Co z 900 pracownikami?
Rafako zatrudnia około 900 osób, co czyni ją jednym z największych pracodawców w regionie Raciborza. Dla pracowników decyzja o upadłości może być szokiem, a ich przyszłość stoi pod znakiem zapytania. Złożenie wniosku o upadłość nie oznacza jednak natychmiastowego zakończenia działalności spółki – proces restrukturyzacji może jeszcze pozwolić na uratowanie części miejsc pracy, jednak wszystko zależy od decyzji sądu oraz strategii przyjętej przez zarząd.
Co dalej dla Rafako?
Rafako, jako wykonawca bloków energetycznych i producent urządzeń dla sektora energetycznego, odgrywało ważną rolę na polskim rynku. Upadłość tak dużej firmy może mieć poważne konsekwencje dla branży energetycznej, zwłaszcza w kontekście realizacji przyszłych projektów infrastrukturalnych. Możliwe scenariusze to likwidacja spółki, restrukturyzacja lub przejęcie przez inny podmiot. W każdym przypadku, sytuacja wymaga szybkiego działania, aby zminimalizować straty zarówno dla wierzycieli, jak i pracowników.

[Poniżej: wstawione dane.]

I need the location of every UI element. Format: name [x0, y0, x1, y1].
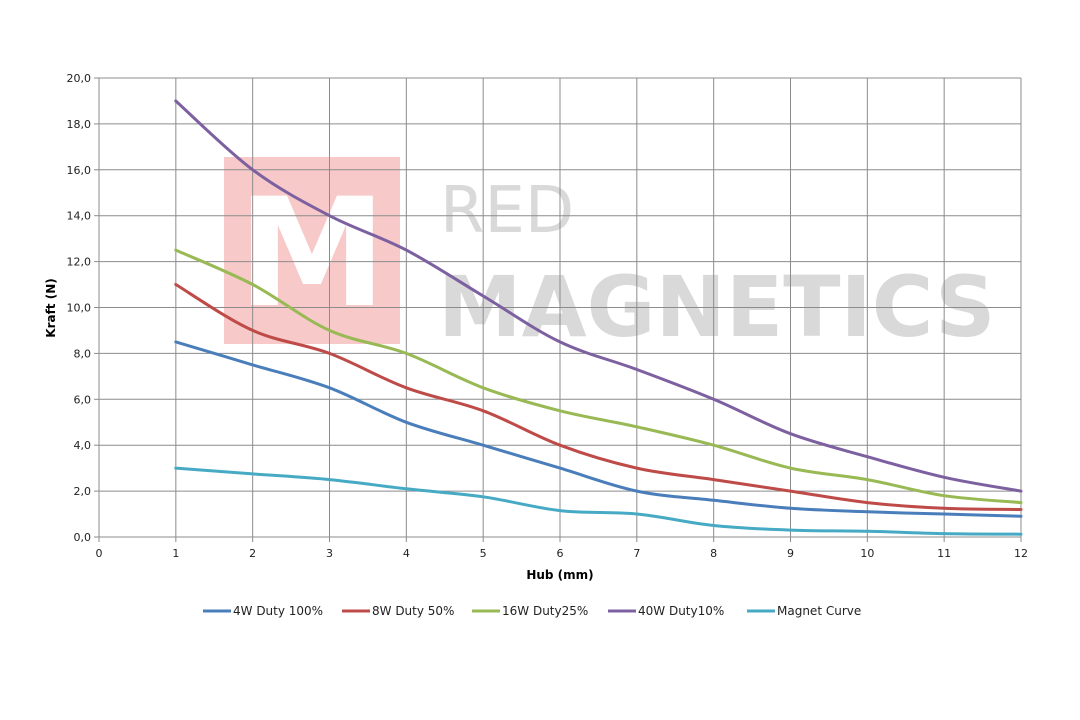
y-tick-label: 12,0	[67, 256, 92, 269]
legend-label: 16W Duty25%	[502, 604, 588, 618]
x-tick-labels: 0 1 2 3 4 5 6 7 8 9 10 11 12	[96, 547, 1029, 560]
logo-block	[224, 157, 400, 344]
y-tick-label: 10,0	[67, 302, 92, 315]
y-tick-label: 8,0	[74, 347, 92, 360]
x-tick-label: 4	[403, 547, 410, 560]
legend: 4W Duty 100% 8W Duty 50% 16W Duty25% 40W Du…	[203, 604, 861, 618]
y-tick-labels: 0,0 2,0 4,0 6,0 8,0 10,0 12,0 14,0 16,0 18,0 20,0	[67, 72, 92, 544]
x-tick-label: 6	[557, 547, 564, 560]
x-tick-label: 5	[480, 547, 487, 560]
y-tick-label: 20,0	[67, 72, 92, 85]
x-tick-label: 7	[633, 547, 640, 560]
x-tick-label: 1	[172, 547, 179, 560]
x-tick-label: 9	[787, 547, 794, 560]
x-tick-label: 0	[96, 547, 103, 560]
y-tick-label: 16,0	[67, 164, 92, 177]
legend-label: Magnet Curve	[777, 604, 861, 618]
series-line-0	[174, 340, 1023, 518]
series-line-3	[174, 99, 1023, 493]
y-axis-title: Kraft (N)	[44, 278, 58, 337]
y-tick-label: 6,0	[74, 393, 92, 406]
series-line-4	[174, 466, 1023, 536]
y-tick-label: 2,0	[74, 485, 92, 498]
x-tick-label: 12	[1014, 547, 1028, 560]
y-tick-label: 4,0	[74, 439, 92, 452]
axes	[94, 77, 1022, 542]
grid-lines	[99, 77, 1022, 537]
x-tick-label: 2	[249, 547, 256, 560]
y-tick-label: 18,0	[67, 118, 92, 131]
legend-label: 4W Duty 100%	[233, 604, 323, 618]
y-tick-label: 0,0	[74, 531, 92, 544]
x-axis-title: Hub (mm)	[526, 568, 593, 582]
x-tick-label: 11	[937, 547, 951, 560]
series-lines	[174, 99, 1023, 536]
y-tick-label: 14,0	[67, 210, 92, 223]
x-tick-label: 3	[326, 547, 333, 560]
logo-letter: M	[237, 167, 386, 341]
series-line-2	[174, 248, 1023, 505]
legend-label: 8W Duty 50%	[372, 604, 454, 618]
legend-label: 40W Duty10%	[638, 604, 724, 618]
x-tick-label: 10	[860, 547, 874, 560]
watermark-word-red: RED	[440, 174, 574, 248]
x-tick-label: 8	[710, 547, 717, 560]
red-magnetics-watermark: M RED MAGNETICS	[224, 157, 995, 356]
series-line-1	[174, 283, 1023, 511]
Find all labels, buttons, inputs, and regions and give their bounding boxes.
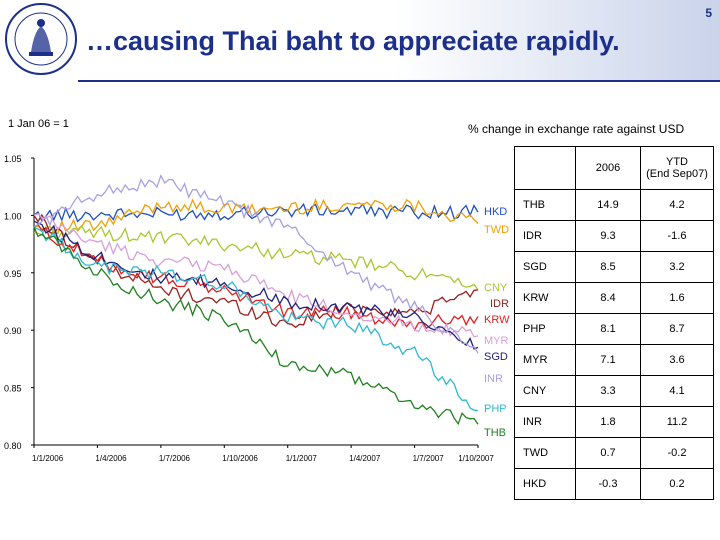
table-cell-ytd: 1.6 — [640, 282, 714, 314]
table-cell-currency: MYR — [514, 344, 576, 376]
table-row: PHP 8.1 8.7 — [514, 313, 714, 345]
table-cell-2006: 14.9 — [575, 189, 641, 221]
exchange-rate-line-chart: 1.05 1.00 0.95 0.90 0.85 0.80 1/1/2006 1/4/2006… — [4, 154, 510, 463]
series-line-myr — [33, 212, 479, 338]
x-tick-label: 1/10/2006 — [222, 454, 258, 463]
table-cell-ytd: 8.7 — [640, 313, 714, 345]
table-cell-2006: 8.4 — [575, 282, 641, 314]
table-header-ytd: YTD (End Sep07) — [640, 146, 714, 190]
table-row: HKD -0.3 0.2 — [514, 468, 714, 500]
table-row: CNY 3.3 4.1 — [514, 375, 714, 407]
table-cell-currency: TWD — [514, 437, 576, 469]
table-cell-2006: 7.1 — [575, 344, 641, 376]
base-note: 1 Jan 06 = 1 — [8, 118, 69, 130]
series-line-sgd — [33, 220, 479, 350]
y-tick-label: 1.00 — [4, 211, 22, 221]
table-cell-ytd: 4.2 — [640, 189, 714, 221]
table-cell-2006: 3.3 — [575, 375, 641, 407]
table-header-ytd-line1: YTD — [666, 156, 688, 168]
x-tick-label: 1/7/2006 — [159, 454, 191, 463]
table-cell-ytd: 3.2 — [640, 251, 714, 283]
series-line-hkd — [33, 203, 479, 223]
page-number: 5 — [705, 6, 712, 20]
table-row: KRW 8.4 1.6 — [514, 282, 714, 314]
table-cell-2006: 9.3 — [575, 220, 641, 252]
table-row: IDR 9.3 -1.6 — [514, 220, 714, 252]
table-cell-currency: IDR — [514, 220, 576, 252]
legend-label-krw: KRW — [484, 314, 510, 326]
series-line-thb — [33, 226, 479, 426]
legend-label-twd: TWD — [484, 224, 509, 236]
x-tick-label: 1/1/2006 — [32, 454, 64, 463]
series-line-php — [33, 226, 479, 412]
legend-label-hkd: HKD — [484, 206, 507, 218]
table-row: SGD 8.5 3.2 — [514, 251, 714, 283]
y-tick-label: 0.85 — [4, 384, 22, 394]
table-cell-2006: 8.5 — [575, 251, 641, 283]
legend-label-sgd: SGD — [484, 351, 508, 363]
series-line-inr — [33, 173, 479, 354]
header-divider — [78, 80, 720, 82]
y-tick-label: 0.80 — [4, 441, 22, 451]
legend-label-php: PHP — [484, 403, 507, 415]
table-row: TWD 0.7 -0.2 — [514, 437, 714, 469]
series-line-twd — [33, 197, 479, 235]
table-row: MYR 7.1 3.6 — [514, 344, 714, 376]
table-cell-ytd: 3.6 — [640, 344, 714, 376]
table-cell-currency: SGD — [514, 251, 576, 283]
table-cell-currency: HKD — [514, 468, 576, 500]
table-cell-2006: 1.8 — [575, 406, 641, 438]
table-header-ytd-line2: (End Sep07) — [646, 168, 708, 180]
table-cell-currency: INR — [514, 406, 576, 438]
table-cell-ytd: 4.1 — [640, 375, 714, 407]
table-cell-currency: KRW — [514, 282, 576, 314]
table-cell-ytd: -1.6 — [640, 220, 714, 252]
x-tick-label: 1/4/2006 — [95, 454, 127, 463]
table-cell-ytd: 11.2 — [640, 406, 714, 438]
table-header-row: 2006 YTD (End Sep07) — [514, 146, 714, 190]
table-cell-ytd: -0.2 — [640, 437, 714, 469]
bank-of-thailand-logo-icon — [5, 3, 77, 75]
table-row: THB 14.9 4.2 — [514, 189, 714, 221]
y-tick-label: 0.95 — [4, 269, 22, 279]
x-tick-label: 1/1/2007 — [286, 454, 318, 463]
table-header-2006: 2006 — [575, 146, 641, 190]
x-tick-label: 1/7/2007 — [413, 454, 445, 463]
page-title: …causing Thai baht to appreciate rapidly… — [86, 26, 620, 56]
series-line-krw — [33, 223, 479, 332]
table-cell-currency: CNY — [514, 375, 576, 407]
table-cell-2006: 8.1 — [575, 313, 641, 345]
legend-label-thb: THB — [484, 427, 506, 439]
table-cell-currency: THB — [514, 189, 576, 221]
table-cell-ytd: 0.2 — [640, 468, 714, 500]
y-tick-label: 0.90 — [4, 326, 22, 336]
legend-label-myr: MYR — [484, 335, 509, 347]
table-header-currency — [514, 146, 576, 190]
series-line-cny — [33, 224, 479, 291]
x-tick-label: 1/10/2007 — [458, 454, 494, 463]
x-tick-label: 1/4/2007 — [349, 454, 381, 463]
table-cell-2006: 0.7 — [575, 437, 641, 469]
y-tick-label: 1.05 — [4, 154, 22, 164]
table-cell-2006: -0.3 — [575, 468, 641, 500]
slide-header — [0, 0, 720, 82]
exchange-rate-table: 2006 YTD (End Sep07) THB 14.9 4.2 IDR 9.3 -1.… — [514, 146, 714, 500]
table-row: INR 1.8 11.2 — [514, 406, 714, 438]
legend-label-idr: IDR — [490, 298, 509, 310]
table-cell-currency: PHP — [514, 313, 576, 345]
legend-label-inr: INR — [484, 373, 503, 385]
legend-label-cny: CNY — [484, 282, 508, 294]
table-title: % change in exchange rate against USD — [468, 122, 685, 136]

Upadłość Rafako to efekt lat problemów finansowych i niemożności porozumienia z wierzycielami. Dla 900 pracowników oraz całej branży energetycznej, decyzja ta rodzi liczne pytania o przyszłość. Czy Rafako uda się uratować przez restrukturyzację, czy też czeka ją likwidacja? To kluczowe pytanie, na które odpowiedź poznamy w najbliższych tygodniach.